Worth seeing: as an uneven horror that's not particularly frightening, despite coming from the men behind Saw and Blair Witch
Director:James Wan
Featuring:Patrick Wilson, Rose Byrne, Angus Sampson, Barbara Hershey, Leigh Whannell, Lin Shaye, Ty Simpkins
Length:102 minutes
Certificate:15
Country:US
Released:29th April 2011

WHAT’S IT ABOUT?

Josh and Renai Lambert (Patrick Wilson and Rose Byrne) have recently moved to a comfortable suburban home with their son Dalton (Ty Simpkins).

When Dalton falls into a coma, his parents are understandably concerned. There’s nothing they can do to wake him and no doctors can work out what’s wrong.

When the grandmother (Barbara Hershey) suspects that the house could be haunted, against Josh’s better judgement, she calls in a mysterious elderly psychic woman Elise (Lin Shaye) to see if she can come up with any answers.

Elise concludes that it’s not the house that’s haunted, but Dalton – his spirit has drifted off into a realm she calls “The Further” and the spirits of the dead are fighting to take over his body, to give themselves a second chance at life.

Can Elise persuade the Lamberts to take her warnings seriously and agree to send Josh’s soul into The Further to bring Dalton’s back – before it’s too late and he’s lost forever?

WHAT’S IT LIKE?

The writer and director team behind the first Saw film have teamed up with the man behind Paranormal Activity for what should have been, with that line-up, an original and chilling horror.
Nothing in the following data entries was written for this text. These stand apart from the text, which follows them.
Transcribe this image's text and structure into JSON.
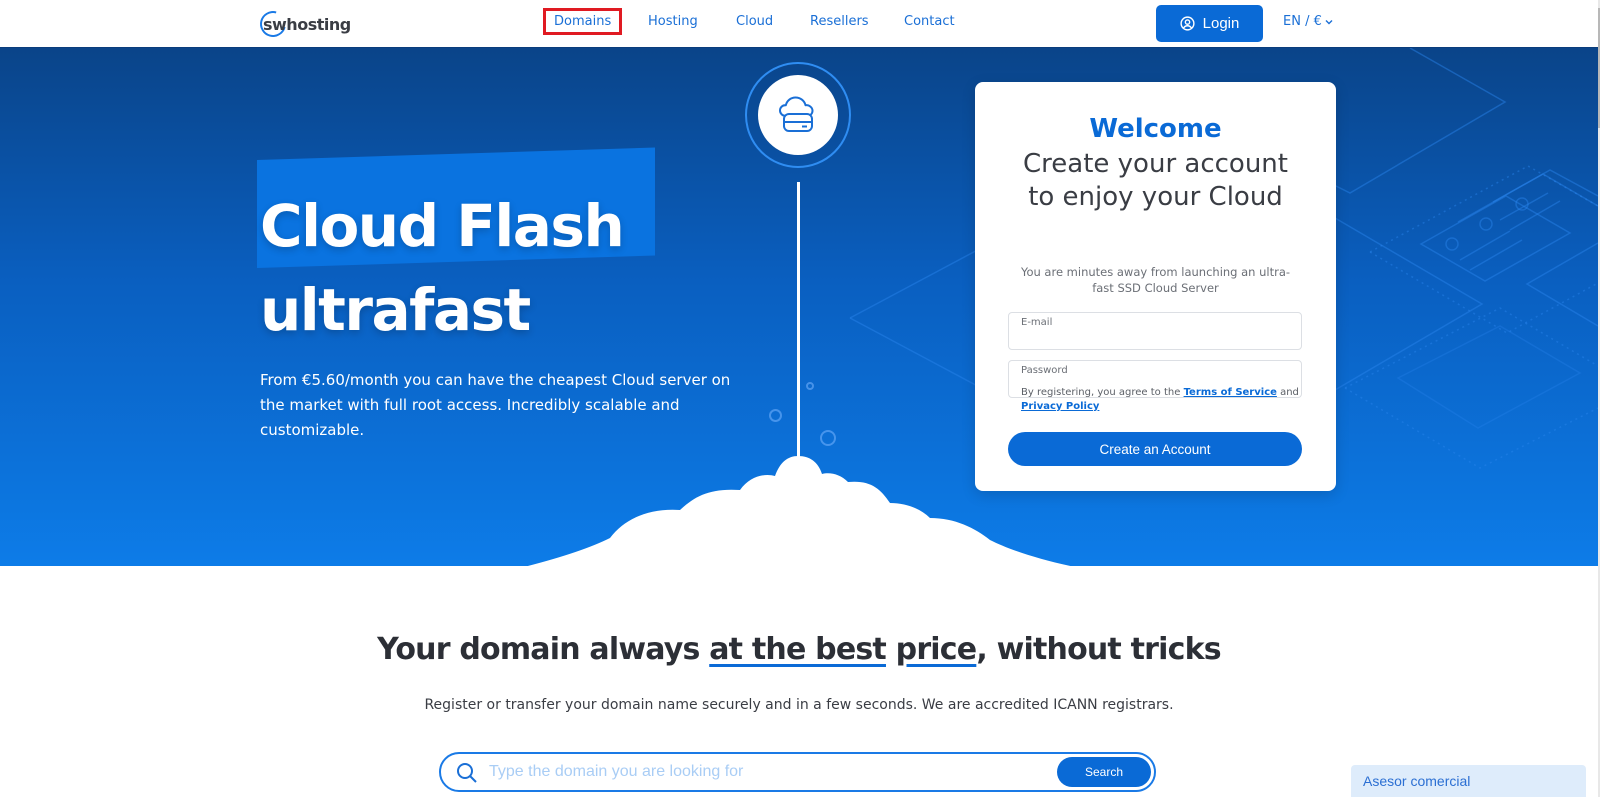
{
  "header": {
    "logo": "swhosting",
    "nav": [
      {
        "label": "Domains",
        "active": true
      },
      {
        "label": "Hosting",
        "active": false
      },
      {
        "label": "Cloud",
        "active": false
      },
      {
        "label": "Resellers",
        "active": false
      },
      {
        "label": "Contact",
        "active": false
      }
    ],
    "login_label": "Login",
    "lang_label": "EN / €"
  },
  "hero": {
    "title_line1": "Cloud Flash",
    "title_line2": "ultrafast",
    "subtitle": "From €5.60/month you can have the cheapest Cloud server on the market with full root access. Incredibly scalable and customizable.",
    "icon": "cloud-server-icon"
  },
  "signup": {
    "welcome": "Welcome",
    "heading_line1": "Create your account",
    "heading_line2": "to enjoy your Cloud",
    "description": "You are minutes away from launching an ultra-fast SSD Cloud Server",
    "email_label": "E-mail",
    "email_value": "",
    "password_label": "Password",
    "password_value": "",
    "terms_prefix": "By registering, you agree to the ",
    "terms_link": "Terms of Service",
    "terms_and": " and ",
    "privacy_link": "Privacy Policy",
    "create_label": "Create an Account"
  },
  "domains": {
    "title_before": "Your domain always ",
    "title_u1": "at the best",
    "title_space": " ",
    "title_u2": "price",
    "title_after": ", without tricks",
    "subtitle": "Register or transfer your domain name securely and in a few seconds. We are accredited ICANN registrars.",
    "search_placeholder": "Type the domain you are looking for",
    "search_value": "",
    "search_label": "Search"
  },
  "chat": {
    "label": "Asesor comercial"
  },
  "colors": {
    "brand_blue": "#0a6ad6",
    "active_outline": "#e01a22",
    "hero_top": "#0a4489",
    "hero_bottom": "#0d7ce8"
  }
}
But it falls short of both benchmarks by a long shot.

The simplicity of the earlier films (waking up in a room and having no idea how you got there – or just filming things going bump in the night) is replaced by a complicated story featuring realms and paranormal theories that won’t be familiar to most viewers.
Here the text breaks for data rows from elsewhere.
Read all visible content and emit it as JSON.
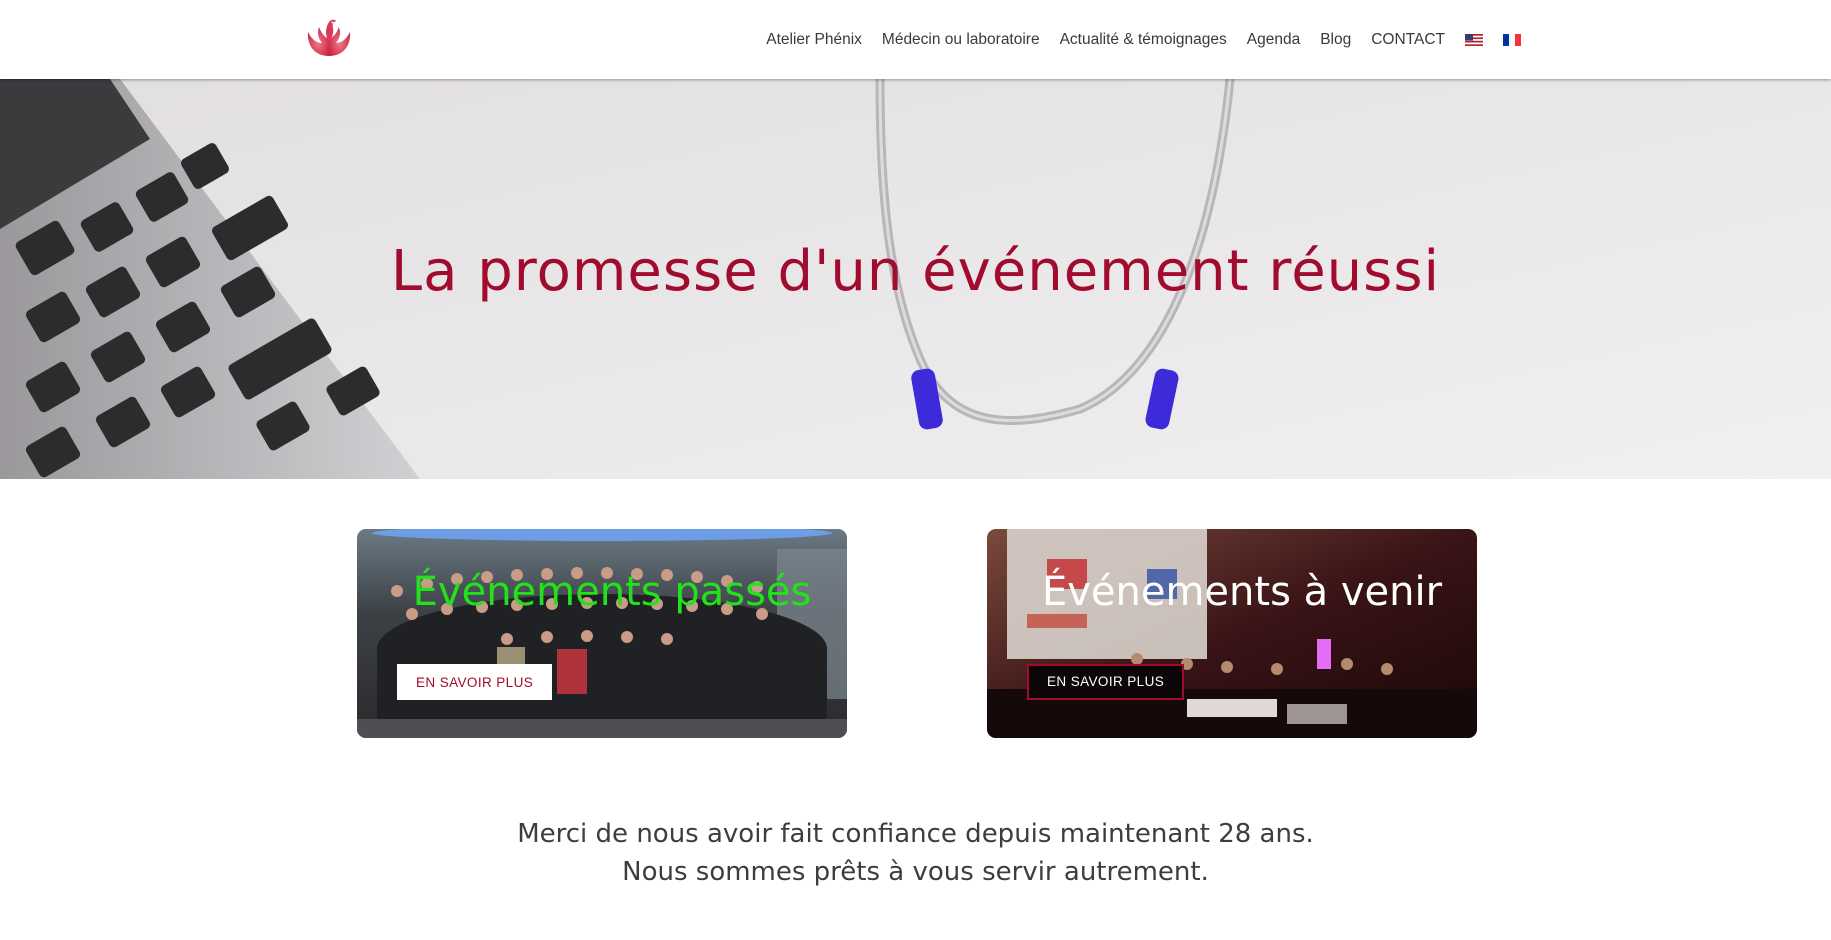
{
  "header": {
    "logo_icon": "phoenix-logo-icon",
    "brand_color": "#d83a5a",
    "nav": [
      {
        "label": "Atelier Phénix"
      },
      {
        "label": "Médecin ou laboratoire"
      },
      {
        "label": "Actualité & témoignages"
      },
      {
        "label": "Agenda"
      },
      {
        "label": "Blog"
      },
      {
        "label": "CONTACT"
      }
    ],
    "flags": [
      "us-flag-icon",
      "fr-flag-icon"
    ]
  },
  "hero": {
    "title": "La promesse d'un événement réussi",
    "title_color": "#a10b2e",
    "background": "laptop-and-stethoscope-photo"
  },
  "cards": [
    {
      "title": "Événements passés",
      "title_color": "#22e31a",
      "button": "EN SAVOIR PLUS",
      "photo": "group-photo"
    },
    {
      "title": "Événements à venir",
      "title_color": "#ffffff",
      "button": "EN SAVOIR PLUS",
      "photo": "conference-stage-photo"
    }
  ],
  "thanks": {
    "line1": "Merci de nous avoir fait confiance depuis maintenant 28 ans.",
    "line2": "Nous sommes prêts à vous servir autrement."
  }
}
The mood is uneven, with the film setting itself up as a dark horror before muddying the water by sending a couple of nerdy geeks in with Elise, who play it for laughs.

The biggest crime – for a horror film – is that while it is initially creepy, once the plot starts to unfold, it’s not truly frightening – or at least what’s on the screen isn’t that frightening. Ugly old women in black veils drifting through the shadows? Demons with red faces? Really?
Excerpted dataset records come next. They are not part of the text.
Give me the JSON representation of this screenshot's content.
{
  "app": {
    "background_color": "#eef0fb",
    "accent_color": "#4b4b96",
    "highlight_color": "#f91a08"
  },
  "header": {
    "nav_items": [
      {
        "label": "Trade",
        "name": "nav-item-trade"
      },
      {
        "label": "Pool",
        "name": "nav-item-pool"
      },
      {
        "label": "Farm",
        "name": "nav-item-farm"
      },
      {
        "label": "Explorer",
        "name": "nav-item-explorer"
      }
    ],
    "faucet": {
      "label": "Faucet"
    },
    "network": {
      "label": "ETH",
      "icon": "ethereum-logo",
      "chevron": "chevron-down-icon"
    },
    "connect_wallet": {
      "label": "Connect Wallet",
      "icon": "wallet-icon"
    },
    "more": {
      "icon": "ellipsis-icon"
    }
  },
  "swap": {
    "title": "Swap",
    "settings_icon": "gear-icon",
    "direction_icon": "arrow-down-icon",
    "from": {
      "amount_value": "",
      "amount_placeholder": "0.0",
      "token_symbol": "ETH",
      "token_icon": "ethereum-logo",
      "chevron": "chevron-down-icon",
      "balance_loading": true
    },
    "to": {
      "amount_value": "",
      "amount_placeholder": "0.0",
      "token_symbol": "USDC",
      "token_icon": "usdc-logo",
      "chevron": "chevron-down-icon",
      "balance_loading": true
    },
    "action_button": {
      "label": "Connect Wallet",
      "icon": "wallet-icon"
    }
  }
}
You will jump from time to time, but normally just because the volume is turned up when doors slam or because the cellist keeps accidentally dropped his bow on the strings from a great height.

The music lacks originality for the genre and it’s not really enough just to use chilling strings and call it an homage to Bernard Hermann’s Psycho.

Insidious is – and looks – low budget, with the only locations being the Lamberts’ house and the dream world, which is largely so dark you can’t see anything that’s going on anyway.

We’ve seen enough claustrophobic horror, haunted house or demonic possession films to demand and deserve something more original and more unsettling.